A sweltering heatwave hit the UK in July making it the joint hottest summer on record. The hot days also contributed to record numbers of people attending A+E departments across the country. There were reports of an increase in patients being seen for dehydration, heart problems and kidney failure thought to be related to the high temperatures. We reminded our readers to take precautions when enjoying the sunshine with our sun exposure infographic.

July also saw the government announce its plan to teach children about good mental health, in draft guidance that will become compulsory by September 2020. The decision was in part influenced by a petition calling for mental health to form part of the education programme, due to a significant increase in the number of young people being treated for self harm.


In August the Scottish government pledged to take steps to end period poverty by investing £5.2m into schemes to provide free menstrual products in schools, colleges and universities. The decision makes the Scottish government the first in the world to do so. The results of an online survey found that thousands of young girls in the UK are missing school due to not being able to afford menstrual products, demonstrating how widespread the problem is.


The worldwide EpiPen shortage has been a worrying topic for those with severe allergies throughout 2018. The lifesaving devices are used by those with serious allergies in instances where they are suffering an anaphylactic shock. In September the MHRA granted the manufacturer Myla’s request to extend the expiry date on certain batches of the adrenaline autoinjector device. This decision has since been extended to cover some Jext devices too.


Levitra is a branded erectile dysfunction drug but its patent expired on 31st October 2018. This has opened the door for generic tablets using the active ingredient vardenafil to come to the market. Vardenafil works in a similar way to the active ingredient sildenafil, used in Viagra, by helping to improve blood flow into the penis.


As we reported last month, the American National Institutes of Health announced their plans for a clinical study into a male contraceptive gel, known as NES/T. The extensive human trial could hold the key to finally broadening the options when it comes male contraceptives.

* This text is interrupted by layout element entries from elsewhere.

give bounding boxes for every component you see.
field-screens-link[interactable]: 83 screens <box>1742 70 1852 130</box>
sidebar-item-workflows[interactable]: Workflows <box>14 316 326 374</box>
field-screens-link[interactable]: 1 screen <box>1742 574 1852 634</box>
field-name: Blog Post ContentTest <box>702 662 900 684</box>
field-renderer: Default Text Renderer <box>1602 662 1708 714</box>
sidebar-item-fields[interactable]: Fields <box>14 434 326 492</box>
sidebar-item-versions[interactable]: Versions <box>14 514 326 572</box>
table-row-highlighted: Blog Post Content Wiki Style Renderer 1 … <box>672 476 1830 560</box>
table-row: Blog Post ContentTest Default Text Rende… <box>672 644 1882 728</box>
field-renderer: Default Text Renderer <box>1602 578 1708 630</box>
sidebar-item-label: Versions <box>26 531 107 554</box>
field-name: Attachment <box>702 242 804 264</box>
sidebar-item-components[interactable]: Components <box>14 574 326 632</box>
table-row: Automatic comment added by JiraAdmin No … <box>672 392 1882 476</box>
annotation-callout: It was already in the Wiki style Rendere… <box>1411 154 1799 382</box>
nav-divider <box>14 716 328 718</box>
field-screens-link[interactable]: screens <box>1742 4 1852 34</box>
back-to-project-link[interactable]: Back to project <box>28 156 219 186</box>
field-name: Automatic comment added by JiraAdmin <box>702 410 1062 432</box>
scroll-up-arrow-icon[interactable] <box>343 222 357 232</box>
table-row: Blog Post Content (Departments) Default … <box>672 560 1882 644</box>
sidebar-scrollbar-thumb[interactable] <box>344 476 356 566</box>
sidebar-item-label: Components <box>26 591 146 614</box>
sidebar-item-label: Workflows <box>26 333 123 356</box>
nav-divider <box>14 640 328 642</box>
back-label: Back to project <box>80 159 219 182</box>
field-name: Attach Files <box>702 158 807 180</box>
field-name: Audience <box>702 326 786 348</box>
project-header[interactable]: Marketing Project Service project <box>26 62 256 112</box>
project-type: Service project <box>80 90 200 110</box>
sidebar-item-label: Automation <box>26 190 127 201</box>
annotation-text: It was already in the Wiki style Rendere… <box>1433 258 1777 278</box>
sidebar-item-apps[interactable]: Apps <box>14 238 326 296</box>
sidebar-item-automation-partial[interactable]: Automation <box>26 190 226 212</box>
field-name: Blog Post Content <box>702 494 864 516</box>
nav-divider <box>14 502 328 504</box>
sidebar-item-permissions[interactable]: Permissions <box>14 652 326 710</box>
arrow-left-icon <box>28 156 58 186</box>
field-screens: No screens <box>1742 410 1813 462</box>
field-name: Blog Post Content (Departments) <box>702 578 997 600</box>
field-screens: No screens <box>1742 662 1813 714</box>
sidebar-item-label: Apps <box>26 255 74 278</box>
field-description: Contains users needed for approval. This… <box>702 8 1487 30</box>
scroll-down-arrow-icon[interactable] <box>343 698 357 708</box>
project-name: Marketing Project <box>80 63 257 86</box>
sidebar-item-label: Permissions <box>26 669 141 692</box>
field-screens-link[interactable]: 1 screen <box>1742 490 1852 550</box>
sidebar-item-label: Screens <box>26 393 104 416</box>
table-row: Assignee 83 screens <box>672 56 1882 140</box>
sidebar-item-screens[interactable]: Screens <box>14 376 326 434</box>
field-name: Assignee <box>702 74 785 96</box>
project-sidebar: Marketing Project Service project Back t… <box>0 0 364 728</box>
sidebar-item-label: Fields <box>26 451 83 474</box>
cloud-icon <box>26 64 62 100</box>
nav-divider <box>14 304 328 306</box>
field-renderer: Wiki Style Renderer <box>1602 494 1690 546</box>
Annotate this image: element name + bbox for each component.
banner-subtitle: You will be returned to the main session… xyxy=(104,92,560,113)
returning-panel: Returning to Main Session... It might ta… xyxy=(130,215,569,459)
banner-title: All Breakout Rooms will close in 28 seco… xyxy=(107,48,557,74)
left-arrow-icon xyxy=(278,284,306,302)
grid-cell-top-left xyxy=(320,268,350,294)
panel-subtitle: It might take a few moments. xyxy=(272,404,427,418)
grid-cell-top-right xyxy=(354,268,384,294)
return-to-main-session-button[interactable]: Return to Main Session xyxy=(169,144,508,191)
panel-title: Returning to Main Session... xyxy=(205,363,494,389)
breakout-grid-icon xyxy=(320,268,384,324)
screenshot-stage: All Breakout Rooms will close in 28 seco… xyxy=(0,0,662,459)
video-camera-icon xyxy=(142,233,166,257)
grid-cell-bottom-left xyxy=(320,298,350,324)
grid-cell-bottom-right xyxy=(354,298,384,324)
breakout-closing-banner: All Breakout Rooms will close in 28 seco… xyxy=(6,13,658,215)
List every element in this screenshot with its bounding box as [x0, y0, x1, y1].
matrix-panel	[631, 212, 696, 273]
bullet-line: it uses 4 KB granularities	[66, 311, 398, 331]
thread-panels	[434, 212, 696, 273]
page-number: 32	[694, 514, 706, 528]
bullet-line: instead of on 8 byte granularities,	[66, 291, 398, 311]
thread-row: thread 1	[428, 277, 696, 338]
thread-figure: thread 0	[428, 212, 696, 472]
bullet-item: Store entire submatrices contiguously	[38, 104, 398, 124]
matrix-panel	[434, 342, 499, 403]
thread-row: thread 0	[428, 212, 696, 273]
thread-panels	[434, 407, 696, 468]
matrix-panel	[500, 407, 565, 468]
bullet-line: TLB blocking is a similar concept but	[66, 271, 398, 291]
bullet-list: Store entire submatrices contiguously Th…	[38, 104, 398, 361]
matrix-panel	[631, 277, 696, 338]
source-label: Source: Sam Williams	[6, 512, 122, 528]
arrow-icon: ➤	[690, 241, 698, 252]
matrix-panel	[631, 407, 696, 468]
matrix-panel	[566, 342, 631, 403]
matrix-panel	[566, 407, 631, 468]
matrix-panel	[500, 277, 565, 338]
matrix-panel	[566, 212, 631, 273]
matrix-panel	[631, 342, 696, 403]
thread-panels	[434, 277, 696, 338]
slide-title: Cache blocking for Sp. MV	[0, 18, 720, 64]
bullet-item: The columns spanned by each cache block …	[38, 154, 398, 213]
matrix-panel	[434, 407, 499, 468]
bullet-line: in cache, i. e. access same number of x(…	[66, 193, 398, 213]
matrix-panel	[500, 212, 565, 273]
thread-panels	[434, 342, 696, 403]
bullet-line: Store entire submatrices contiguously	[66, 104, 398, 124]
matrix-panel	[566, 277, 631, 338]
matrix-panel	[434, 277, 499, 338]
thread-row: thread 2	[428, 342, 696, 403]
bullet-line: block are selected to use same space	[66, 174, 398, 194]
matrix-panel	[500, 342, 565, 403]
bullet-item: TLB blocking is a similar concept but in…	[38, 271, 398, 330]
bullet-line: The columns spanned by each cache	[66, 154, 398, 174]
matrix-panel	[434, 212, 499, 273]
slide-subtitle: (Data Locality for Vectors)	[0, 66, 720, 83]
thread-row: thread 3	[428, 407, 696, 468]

NHS England announced that all clinical commissioning groups should provide all suitable type-1 diabetes patients with access to ‘flash’ glucose monitoring testing. The wearable monitor allows diabetics to check their glucose levels without the need for a painful or inconvenient finger prick blood test. Diabetics must regularly check their glucose levels to see how much medication they need or what they should eat. The FreeStyle Libre device, reportedly used by the Prime Minister Theresa May, has been available for some time but CCGs have seemed reluctant to provide it to patients, potentially due to funding.

Since 1st November specialist doctors have been able to prescribe medicinal cannabis to patients. The new NHS guidance says that the treatment should only be considered where other options have been exhausted. The Home Secretary, Sajid Javid, made the decision to change the regulations surrounding medical cannabis following the high profile cases of two young children with epilepsy. The Chief Medical Officer Dame Sally Davies conducted a review and found the treatment to offer some therapeutic benefits.


On Thursday 6th December the government published details of their plan to reform the mental health act. This follows on from several recommendations made by the Independent Review of the Mental Health Act 1983. An official response will be created before changes to legislation are prepared.